Contrary to the majority’s strained analysis in this case, one need look no further than the language of § 20-7-50 to clearly discern legislative intent that the statute apply only to chil*22dren in being. “Legal custody” is not a qualification applicable to a viable fetus. I simply disagree the legislature intended a statute entitled “Unlawful neglect of child or helpless person by legal custodian” to render a pregnant woman criminally liable for any type of conduct potentially harmful to the unborn fetus.
In construing this statute to include conduct not contemplated by the legislature, the majority has rendered the statute vague and set for itself the task of determining what conduct is unlawful. Is a pregnant woman’s failure to obtain prenatal care unlawful? Failure to quit smoking or drinking? Although the majority dismisses this issue as not before it, the impact of today’s decision is to render a pregnant woman potentially criminally liable for myriad acts which the legislature has not seen fit to criminalize.

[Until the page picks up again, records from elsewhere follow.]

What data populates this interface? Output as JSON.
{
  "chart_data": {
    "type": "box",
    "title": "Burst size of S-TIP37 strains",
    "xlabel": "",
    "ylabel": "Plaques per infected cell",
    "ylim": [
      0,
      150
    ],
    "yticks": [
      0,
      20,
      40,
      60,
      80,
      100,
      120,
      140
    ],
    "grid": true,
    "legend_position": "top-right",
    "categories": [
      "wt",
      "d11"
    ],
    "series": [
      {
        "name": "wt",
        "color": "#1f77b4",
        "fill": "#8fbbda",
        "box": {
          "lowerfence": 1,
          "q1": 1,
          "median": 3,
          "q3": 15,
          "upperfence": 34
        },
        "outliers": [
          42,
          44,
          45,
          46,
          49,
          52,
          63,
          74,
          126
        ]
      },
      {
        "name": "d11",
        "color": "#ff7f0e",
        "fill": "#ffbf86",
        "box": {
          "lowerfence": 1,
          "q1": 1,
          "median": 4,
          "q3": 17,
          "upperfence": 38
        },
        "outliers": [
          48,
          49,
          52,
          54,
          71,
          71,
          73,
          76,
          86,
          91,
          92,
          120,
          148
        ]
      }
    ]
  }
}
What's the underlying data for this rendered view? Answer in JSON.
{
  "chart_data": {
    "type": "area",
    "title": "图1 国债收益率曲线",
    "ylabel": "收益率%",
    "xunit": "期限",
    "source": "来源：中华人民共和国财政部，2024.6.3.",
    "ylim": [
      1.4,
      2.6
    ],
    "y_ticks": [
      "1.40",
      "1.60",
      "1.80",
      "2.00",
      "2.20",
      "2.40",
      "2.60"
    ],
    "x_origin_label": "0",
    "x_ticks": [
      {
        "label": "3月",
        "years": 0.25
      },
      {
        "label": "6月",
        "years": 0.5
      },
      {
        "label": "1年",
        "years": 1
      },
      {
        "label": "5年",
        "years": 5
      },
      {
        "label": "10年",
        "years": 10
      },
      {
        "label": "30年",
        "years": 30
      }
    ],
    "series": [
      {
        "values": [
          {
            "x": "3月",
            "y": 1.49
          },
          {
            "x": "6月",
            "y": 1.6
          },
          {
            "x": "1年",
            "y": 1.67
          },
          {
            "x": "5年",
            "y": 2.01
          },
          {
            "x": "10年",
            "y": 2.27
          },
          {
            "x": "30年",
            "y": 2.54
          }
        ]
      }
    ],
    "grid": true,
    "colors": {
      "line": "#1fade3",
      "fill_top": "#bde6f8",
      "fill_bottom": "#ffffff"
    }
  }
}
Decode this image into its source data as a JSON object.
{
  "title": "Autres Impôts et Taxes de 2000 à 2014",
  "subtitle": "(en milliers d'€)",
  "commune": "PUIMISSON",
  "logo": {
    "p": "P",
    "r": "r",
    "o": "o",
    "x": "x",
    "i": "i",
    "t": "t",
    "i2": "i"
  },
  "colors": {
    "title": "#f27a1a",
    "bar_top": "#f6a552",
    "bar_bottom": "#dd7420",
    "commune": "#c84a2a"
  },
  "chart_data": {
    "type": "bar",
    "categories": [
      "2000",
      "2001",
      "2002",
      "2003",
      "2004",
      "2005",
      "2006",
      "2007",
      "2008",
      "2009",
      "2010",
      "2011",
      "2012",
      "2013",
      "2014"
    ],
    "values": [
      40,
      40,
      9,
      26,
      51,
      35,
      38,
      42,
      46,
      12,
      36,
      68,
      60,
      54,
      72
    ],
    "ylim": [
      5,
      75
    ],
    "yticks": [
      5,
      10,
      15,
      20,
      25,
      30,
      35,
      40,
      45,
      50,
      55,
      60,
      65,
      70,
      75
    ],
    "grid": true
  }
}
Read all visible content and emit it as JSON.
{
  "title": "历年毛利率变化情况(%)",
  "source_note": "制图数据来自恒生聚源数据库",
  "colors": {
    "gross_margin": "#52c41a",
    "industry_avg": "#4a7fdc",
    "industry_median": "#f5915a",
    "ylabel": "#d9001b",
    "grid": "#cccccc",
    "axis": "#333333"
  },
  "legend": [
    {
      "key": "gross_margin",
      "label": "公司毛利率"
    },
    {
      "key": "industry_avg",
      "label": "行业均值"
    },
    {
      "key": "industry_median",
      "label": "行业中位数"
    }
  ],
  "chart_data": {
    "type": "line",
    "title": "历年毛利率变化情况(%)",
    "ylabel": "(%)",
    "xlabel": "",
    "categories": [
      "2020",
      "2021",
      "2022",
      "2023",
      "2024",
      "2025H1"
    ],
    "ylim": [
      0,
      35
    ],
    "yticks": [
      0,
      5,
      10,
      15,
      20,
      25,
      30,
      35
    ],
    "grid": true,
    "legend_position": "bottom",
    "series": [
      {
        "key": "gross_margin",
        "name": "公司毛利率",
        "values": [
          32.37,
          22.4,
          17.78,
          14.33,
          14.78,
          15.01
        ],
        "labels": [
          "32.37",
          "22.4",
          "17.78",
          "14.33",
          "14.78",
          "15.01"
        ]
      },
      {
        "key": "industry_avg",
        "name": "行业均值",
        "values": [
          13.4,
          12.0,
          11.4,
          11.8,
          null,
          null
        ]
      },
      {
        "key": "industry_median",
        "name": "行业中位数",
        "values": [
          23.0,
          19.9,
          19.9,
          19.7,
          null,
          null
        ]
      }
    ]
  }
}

To ignore this “down-the-road” consequence in a case of this import is unrealistic. The majority insists that parents may already be held liable for drinking after a child is born. This is untrue, however, without some further act on the part of the parent. A parent who drinks and then hits her child or fails to come home may be guilty of criminal neglect. The mere fact of drinking, however, does not constitute neglect of a child in being.
The majority attempts to support an overinclusive construction of the child abuse and neglect statute by citing other legal protections extended equally to a viable fetus and a child in being. The only law, however, that specifically regulates the conduct of a mother toward her unborn child is our abortion statute under which a viable fetus is in fact treated different^ from a child in being.1
The majority argues for equal treatment of viable fetuses and children, yet its construction of the statute results in even greater inequities. If the statute applies only when a fetus is “viable,” a pregnant woman can use cocaine for the first twenty-four weeks2 of her pregnancy, the most dangerous period for the fetus, and be immune from prosecution under *23the statute so long as she quits drug use before the fetus becomes viable. Further, a pregnant woman now faces up to ten years in prison for ingesting drugs during pregnancy but can have an illegal abortion and receive only a two-year sentence for killing her viable fetus.3
Because I disagree with the conclusion § 20-7-50 includes a viable fetus, I would affirm the grant of post-conviction relief.

. A woman may have a legal abortion of a viable fetus if necessary to preserve her health, S.C.Code Ann. § 44~41-20(c) (1985), while, of course, she may not justify the death of a child in being on this ground.

. Viability is presumed to occur no sooner than the twenty-fourth week of pregnancy. S.C.Code Ann. § 44 — 41—10(1) (1985).

. S.C.Code Ann. § 44-41-80(b) (1985).